I knew I wanted to be an accountant in high school so I rode that idea all the way through undergrad, even though by my junior year I knew I should have picked nursing. So 17 years, a husband, and three kids later I am into my 4th and final semester of nursing school. I will graduate in December at the age of 42.

I graduated with an AA, BA in Journalism and MA in PR/Advertising. I honestly never had a life-long dream to be a nurse. I feel like nursing has become an interest of mine over the years as I sit in a cube in a corporate environment. It has gotten tiresome to be confined and sitting at a desk for 8 hours a day. The work is not rewarding and it's just overall kind of boring. I feel like I want something that involves working with the public and being on my feet, constantly witnessing new situations and learning from each unique situation. Now the hard pill to swallow is that I need to spend the next 2 years taking 1 class at a time to finish my pre-reqs and then take off 2 years of work to finish a BSN, all w/ having two little kiddos and a hubby, house and adult responsibilities. :(

I was editor of a weekly newspaper and my husband and I owned a theater.

Specializes in burn ICU, SICU, ER, Trauma Rapid Response.
First job was at Chuck e cheese in high school..yes I was chuck. Lol which sucked because I'm 5 foot one and the suit is built for a 6'5 male . I decided I need to go to college then ha. Completed a CNA program senior year of hs.

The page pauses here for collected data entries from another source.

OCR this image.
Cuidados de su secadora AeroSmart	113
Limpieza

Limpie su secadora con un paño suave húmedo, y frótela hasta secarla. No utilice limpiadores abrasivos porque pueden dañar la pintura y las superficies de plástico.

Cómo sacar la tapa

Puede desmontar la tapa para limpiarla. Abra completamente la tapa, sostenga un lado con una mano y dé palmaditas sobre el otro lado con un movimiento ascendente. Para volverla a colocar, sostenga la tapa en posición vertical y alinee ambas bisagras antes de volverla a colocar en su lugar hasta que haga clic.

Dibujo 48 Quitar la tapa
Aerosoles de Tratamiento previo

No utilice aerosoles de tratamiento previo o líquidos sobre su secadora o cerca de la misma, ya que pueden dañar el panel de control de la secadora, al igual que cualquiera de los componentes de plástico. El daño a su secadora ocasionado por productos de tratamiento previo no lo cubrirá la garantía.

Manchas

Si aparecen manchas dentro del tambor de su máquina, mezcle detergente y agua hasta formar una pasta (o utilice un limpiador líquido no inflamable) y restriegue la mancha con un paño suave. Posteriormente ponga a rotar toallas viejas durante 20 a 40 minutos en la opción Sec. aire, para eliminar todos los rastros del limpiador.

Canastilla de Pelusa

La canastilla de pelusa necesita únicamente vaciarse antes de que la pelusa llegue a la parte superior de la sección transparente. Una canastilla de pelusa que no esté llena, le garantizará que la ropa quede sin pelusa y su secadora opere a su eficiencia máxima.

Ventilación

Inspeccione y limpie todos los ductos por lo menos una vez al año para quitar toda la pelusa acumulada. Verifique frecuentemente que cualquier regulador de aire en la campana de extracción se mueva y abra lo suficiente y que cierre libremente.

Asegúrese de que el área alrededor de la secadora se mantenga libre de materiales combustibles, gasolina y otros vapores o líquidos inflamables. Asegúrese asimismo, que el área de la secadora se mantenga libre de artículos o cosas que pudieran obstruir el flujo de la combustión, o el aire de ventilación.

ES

I then worked as wedding photographer,jc penny family photographer, ULTA,cocktail waitress at a club,other waitressing jobs..and of course a CNA for about 5yrs.Got married to the Army (oops I mean my husband[emoji8]) at 20 then graduated nursing school at 24. Looking to continue on once we find out where we're going.

THIS is exactly what is so awsome about nursing relitive to the other health professions. This diversity of backgrounds is our strength. It is this diversity that allows nurses to relate to our patients so easily and quickly develop theraputic relationships. we should not throw it away in the name of degree inflation.

I did field wildlife biology and computer vegetation analysis. Some cartography too.